Questions d’interprétation 
 
      En tant qu’exposé doctrinal central du N.T., l’épître aux Romains contient naturellement un certain nombre de passages difficiles. Le développement de Paul sur la perpétuation du péché d’Adam (#Ro 5:12-21) est l’un des textes théologiques les plus profonds de toute l’Ecriture. La nature de l’union de l’humanité en Adam et la manière dont son péché s’est reporté sur la race humaine ont toujours été le sujet de débats intenses. Les commentateurs de l’Ecriture ne sont pas unanimes sur le passage de 7:7-25. S’agit-il de l’expérience de Paul en tant que croyant, en tant que non-croyant, ou bien est-ce une rhétorique littéraire qui n’a aucune prétention autobiographique? Les doctrines de l’élection (#Ro 8:28-30) et de la souveraineté de Dieu (#Ro 9:6-29), très proches l’une de l’autre, ont troublé de nombreux chrétiens. Certains se demandent si les chapitres 9-11 enseignent que Dieu a un plan futur pour la nation d’Israël. Plusieurs ont rejeté la soumission du croyant à l’autorité civile (#Ro 13:1-7) au nom de l’activisme chrétien, alors que d’autres l’ont utilisée pour défendre une obéissance aveugle à un régime totalitaire. Toutes ces questions sont abordées dans les notes des passages concernés. 
 
Plan 
 
I. Salutations et introduction (1:1-15)
II. Thème (1:16-17)
III. Condamnation: notre besoin de la justice de Dieu (1:18-3:20)
 
A. La culpabilité des non-Juifs (1:18-32)

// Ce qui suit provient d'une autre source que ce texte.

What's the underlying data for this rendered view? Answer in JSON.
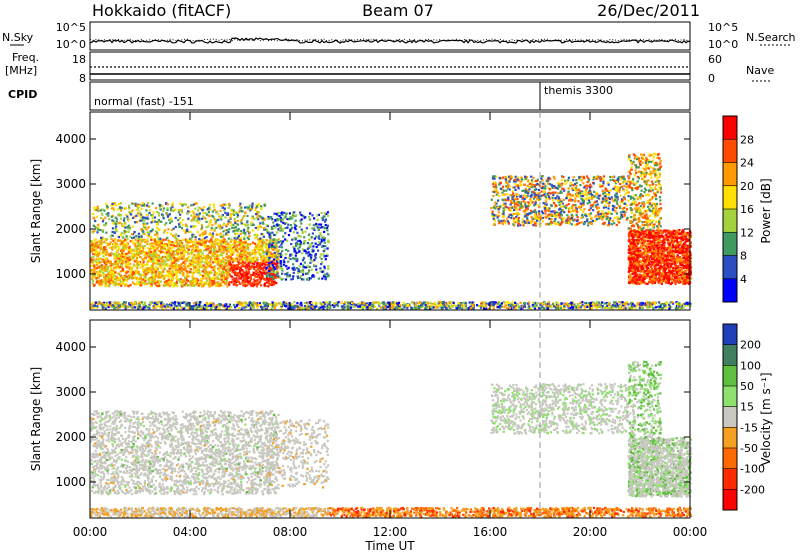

B. La culpabilité des Juifs (2:1-3:8)
C. La culpabilité de l’humanité (3:9-20)
 
IV. Justification: les ressources de la justice de Dieu (3:21-5:21)
 
A. La source de la justice (3:21-31)
B. Des exemples de justice (4:1-25)
C. Les bénédictions de la justice (5:1-11)
D. L’imputation de la justice (5:12-21)
 
V. Sanctification: la démonstration de la justice de Dieu (6:1-8:39)
VI. Restauration: l’accueil d’Israël à la justice de Dieu (9:1-11:36)
VII. Application: le comportement conforme à la justice de Dieu (12:1-15:13)
VIII. Conclusion, salutations et bénédiction (15:14-16:27)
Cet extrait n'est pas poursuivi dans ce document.